Des familles nombreuses, un couple de personnes âgées ou encore des adolescents dissipés… Le profil des fidèles qui poussent la porte du sanctuaire du dépouillement connu comme le lieu où saint François a délaissé ses habits opulents devant son père, est aussi varié qu’éclectique. « Il y a des gens du coin mais aussi des personnes extérieures, qui viennent de loin en Italie, la plupart d’ailleurs », estime Luigi, volontaire pour gérer le flux des pèlerins. À l’écouter, l’église accueillerait chaque jour quelques milliers de personnes.

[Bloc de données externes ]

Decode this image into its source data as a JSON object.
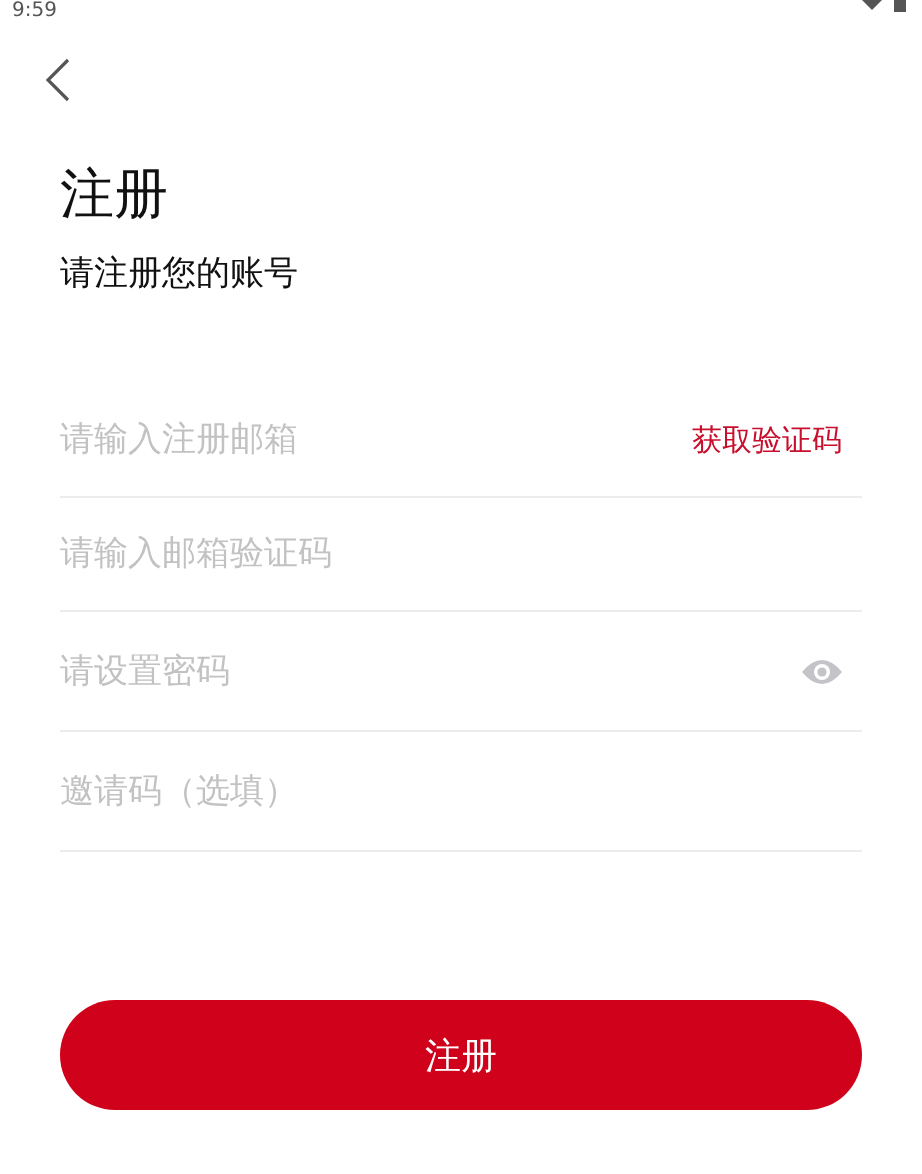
{
  "status_bar": {
    "time": "9:59"
  },
  "header": {
    "title": "注册",
    "subtitle": "请注册您的账号"
  },
  "fields": [
    {
      "kind": "action",
      "placeholder": "请输入注册邮箱",
      "action": "获取验证码"
    },
    {
      "kind": "plain",
      "placeholder": "请输入邮箱验证码"
    },
    {
      "kind": "password",
      "placeholder": "请设置密码"
    },
    {
      "kind": "plain",
      "placeholder": "邀请码（选填）"
    }
  ],
  "submit_button": "注册"
}
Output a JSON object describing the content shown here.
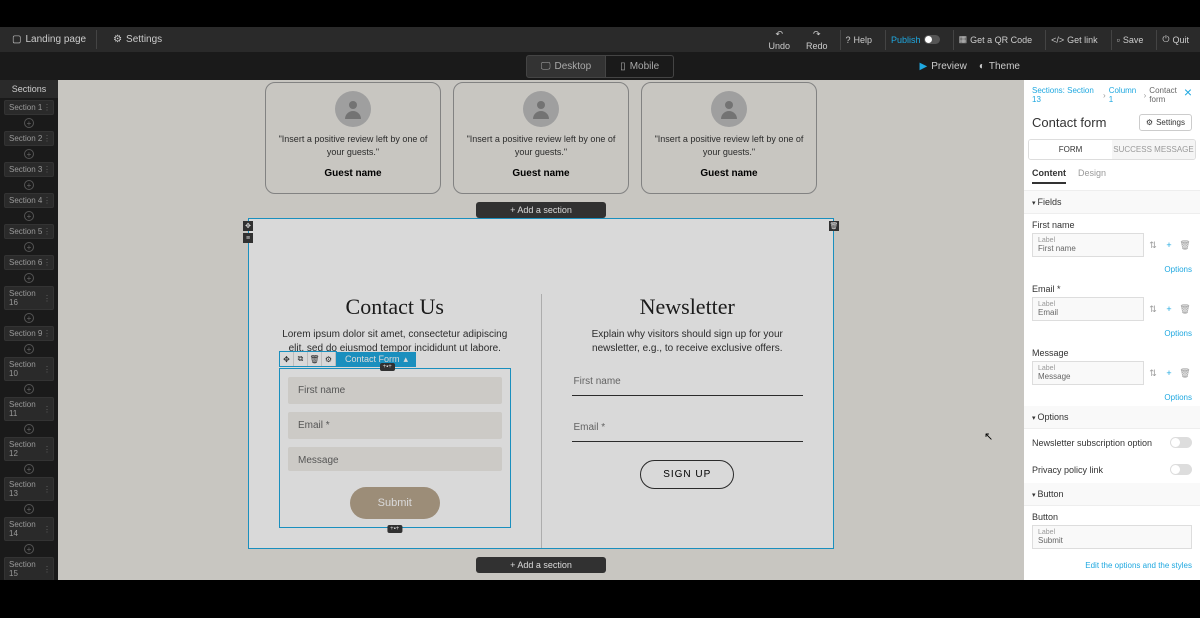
{
  "toolbar": {
    "landing_page": "Landing page",
    "settings": "Settings",
    "undo": "Undo",
    "redo": "Redo",
    "help": "Help",
    "publish": "Publish",
    "qr": "Get a QR Code",
    "getlink": "Get link",
    "save": "Save",
    "quit": "Quit"
  },
  "viewbar": {
    "desktop": "Desktop",
    "mobile": "Mobile",
    "preview": "Preview",
    "theme": "Theme"
  },
  "sections": {
    "header": "Sections",
    "items": [
      "Section 1",
      "Section 2",
      "Section 3",
      "Section 4",
      "Section 5",
      "Section 6",
      "Section 16",
      "Section 9",
      "Section 10",
      "Section 11",
      "Section 12",
      "Section 13",
      "Section 14",
      "Section 15"
    ]
  },
  "canvas": {
    "review_text": "\"Insert a positive review left by one of your guests.\"",
    "review_name": "Guest name",
    "add_section": "+   Add a section",
    "contact": {
      "title": "Contact Us",
      "desc": "Lorem ipsum dolor sit amet, consectetur adipiscing elit, sed do eiusmod tempor incididunt ut labore.",
      "first_name": "First name",
      "email": "Email *",
      "message": "Message",
      "submit": "Submit",
      "sel_label": "Contact Form"
    },
    "newsletter": {
      "title": "Newsletter",
      "desc": "Explain why visitors should sign up for your newsletter, e.g., to receive exclusive offers.",
      "first_name": "First name",
      "email": "Email *",
      "signup": "SIGN UP"
    }
  },
  "side_tabs": {
    "content": "CONTENT",
    "design": "DESIGN"
  },
  "rp": {
    "crumb1": "Sections: Section 13",
    "crumb2": "Column 1",
    "crumb3": "Contact form",
    "title": "Contact form",
    "settings_btn": "Settings",
    "tab_form": "FORM",
    "tab_success": "SUCCESS MESSAGE",
    "subtab_content": "Content",
    "subtab_design": "Design",
    "fields_head": "Fields",
    "fields": [
      {
        "name": "First name",
        "label": "Label",
        "value": "First name"
      },
      {
        "name": "Email *",
        "label": "Label",
        "value": "Email"
      },
      {
        "name": "Message",
        "label": "Label",
        "value": "Message"
      }
    ],
    "options_head": "Options",
    "options_link": "Options",
    "opt_newsletter": "Newsletter subscription option",
    "opt_privacy": "Privacy policy link",
    "button_head": "Button",
    "button_label": "Button",
    "button_sub": "Label",
    "button_val": "Submit",
    "edit_link": "Edit the options and the styles"
  }
}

Par petits groupes, fidèles dévots ou simples curieux viennent se recueillir quelques minutes sur le petit banc en face du tombeau moderne qui comporte des parties en verre laissant apparaître le corps de Carlo. La dépouille de ce dernier a été « traitée pour être exposée », explique l’évêque d’Assise, Mgr Domenico Sorrentino, à plusieurs médias. Il souhaite ainsi mettre fin à certaines rumeurs indiquant que le corps de l’adolescent avait été retrouvé intact. Le visage de Carlo, abîmé au moment de sa mort, a en effet été reconstitué grâce à un masque en silicone. Un fait étonnant doit cependant être relevé : alors que l’Italien est mort il y a 14 ans, son corps une fois exhumé présentait tous ses organes.
« Le plus important, ce n’est pas son corps mais les miracles que Dieu peut réaliser à travers lui », tranche Luigi qui n’a que faire des propos autour de l’ « enveloppe » de Carlo Acutis. Quel que soit le caractère miraculeux ou non de la préservation de la dépouille de l’adolescent, il est indéniable qu’une paix transparaît de ses traits apaisés. « On dirait seulement qu’il dort », glisse une fillette à son père toute émue. Ce qui frappe, c’est aussi la manière dont est vêtu le futur bienheureux, qui a gardé son sweat et ses baskets.
En réalité, l’exposition du corps du jeune Italien renvoie les nombreux visiteurs à la poignante simplicité de sa vie, traversée par la présence de Dieu. Comment ne pas se reconnaître dans cet adolescent à la vie somme toute banale ? « Il n’avait rien de plus que moi », s’enthousiasme Carla. De passage dans la cité ombrienne pour le mariage de l’un de ses amis, cette trentenaire a souhaité s’arrêter dans la petite église pour vénérer le futur bienheureux. « Sa vie était plus que normale, je ne vois rien d’extraordinaire. En somme, il a simplement fait ce qu’il avait à faire », ajoute-t-elle, faisant remarquer à ses amis qu’il est de la même année de naissance qu’elle.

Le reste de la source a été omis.